Ghana Mulls Syndicated Loans After Abandoning Eurobond Saleby
Concern inability to raise targeted revenue may spark selloff
Lawmakers earlier approved sale for up to $1 billion eurobonds
Ghana is considering raising money through private bank loans, abandoning plans to sell as much as $1 billion of Eurobonds on concern its inability to raise targeted budget revenue may spark an investor selloff.
With-lower-than-expected oil prices, the government can’t raise all the revenue needed to meet the budget gap, the Ministry of Finance said in a statement on its website. That may worry investors in Ghana’s Eurobonds and prompt them to demand higher yields.
Ghana is trying to reduce its budget deficit to 5.3 percent of gross domestic product this year from 6.7 percent last year, based on crude prices averaging $53.05 a barrel. The finance ministry has proposed cutting the benchmark oil price in the budget to as low as $35 a barrel, it said in the statement.
The world’s second-biggest cocoa producer agreed to an almost $1 billion International Monetary Fund program in April 2015 as cocoa output declined and prices of commodities including gold fell. The program was intended to help rein in the budget deficit, which topped 10 percent of GDP for a third year in 2014, and halt declines in the currency. The cedi has strengthened 0.1 percent against the dollar this year.
The proceeds from syndicated loans will also be used to refinance dollar bonds maturing in October 2017, with a $531 million balance outstanding, the ministry said.
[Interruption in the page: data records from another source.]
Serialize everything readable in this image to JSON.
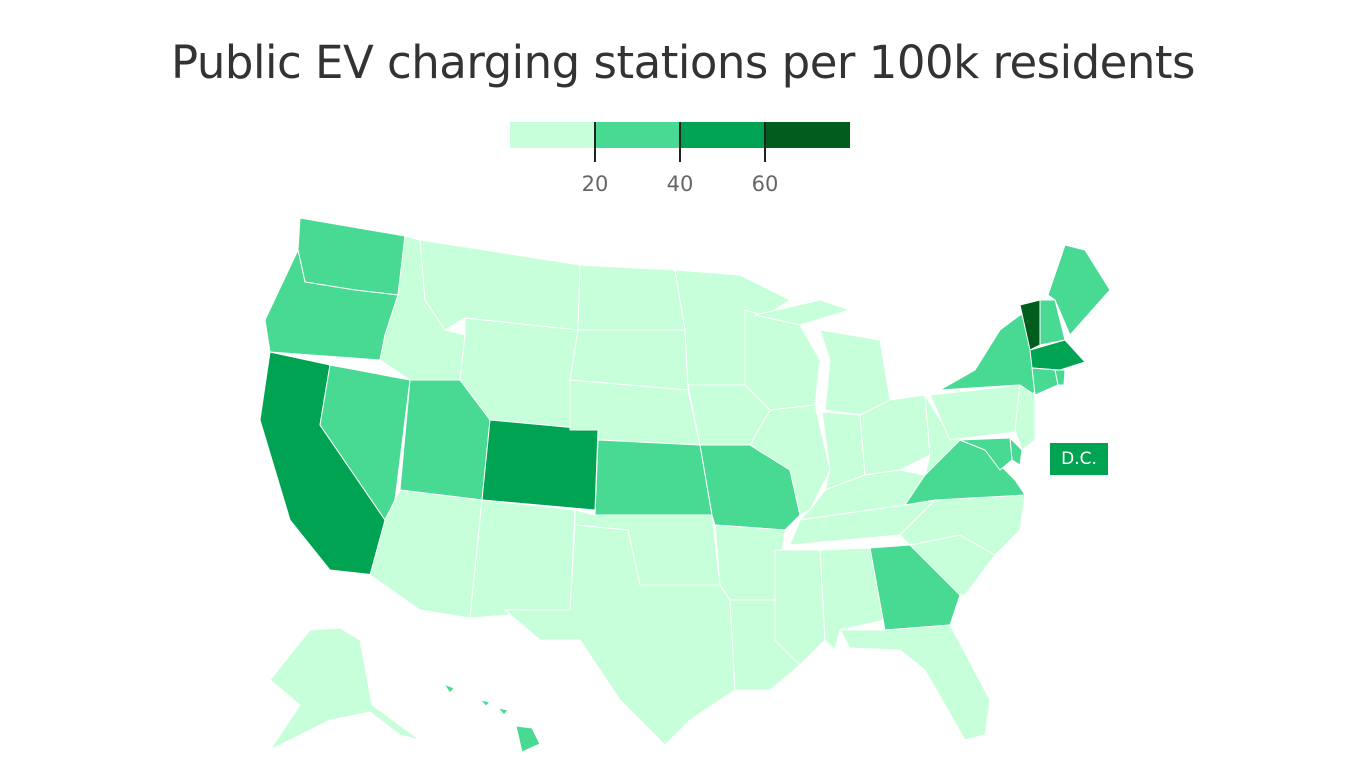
{
  "title": "Public EV charging stations per 100k residents",
  "legend": {
    "ticks": [
      "20",
      "40",
      "60"
    ],
    "colors": [
      "#c6ffd9",
      "#48d993",
      "#00a351",
      "#005d1e"
    ]
  },
  "dc_label": "D.C.",
  "chart_data": {
    "type": "choropleth",
    "title": "Public EV charging stations per 100k residents",
    "bins": [
      "<20",
      "20-40",
      "40-60",
      ">60"
    ],
    "thresholds": [
      20,
      40,
      60
    ],
    "states": {
      "WA": 1,
      "OR": 1,
      "CA": 2,
      "NV": 1,
      "ID": 0,
      "MT": 0,
      "WY": 0,
      "UT": 1,
      "CO": 2,
      "AZ": 0,
      "NM": 0,
      "ND": 0,
      "SD": 0,
      "NE": 0,
      "KS": 1,
      "OK": 0,
      "TX": 0,
      "MN": 0,
      "IA": 0,
      "MO": 1,
      "AR": 0,
      "LA": 0,
      "WI": 0,
      "IL": 0,
      "MI": 0,
      "IN": 0,
      "OH": 0,
      "KY": 0,
      "TN": 0,
      "MS": 0,
      "AL": 0,
      "GA": 1,
      "FL": 0,
      "SC": 0,
      "NC": 0,
      "VA": 1,
      "WV": 0,
      "PA": 0,
      "NY": 1,
      "VT": 3,
      "NH": 1,
      "ME": 1,
      "MA": 2,
      "RI": 1,
      "CT": 1,
      "NJ": 0,
      "DE": 1,
      "MD": 1,
      "DC": 2,
      "AK": 0,
      "HI": 1
    }
  }
}
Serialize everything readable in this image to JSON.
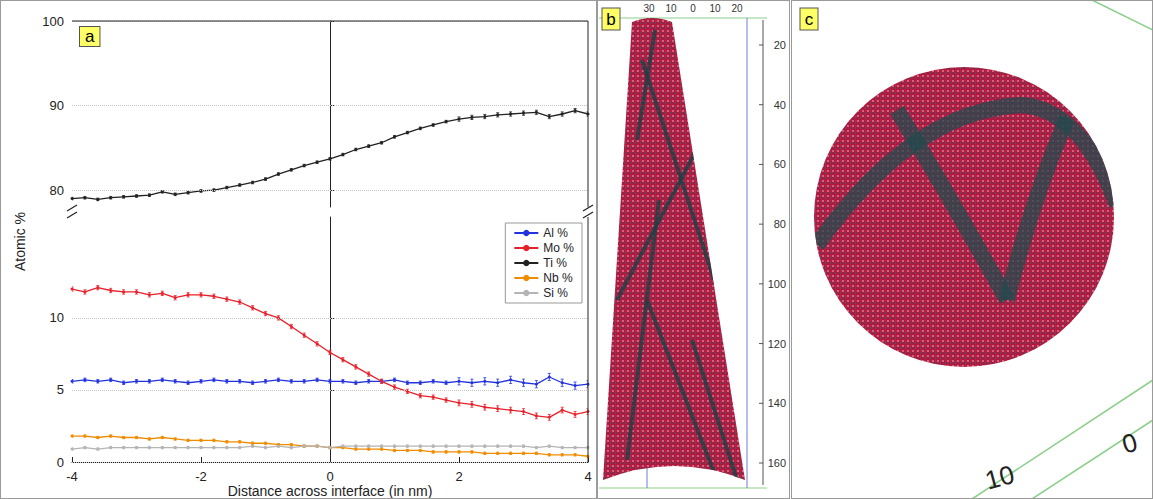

Private loans would be sought in combination with multilateral and bilateral facilities, according to the government. A balance of $257 million available from last year’s Eurobond proceeds and past oil revenue savings currently amounting to $105 million will also be used to refinance the 2017 maturities.
Ghana will still sell a Eurobond if oil prices rise, the Finance Ministry said.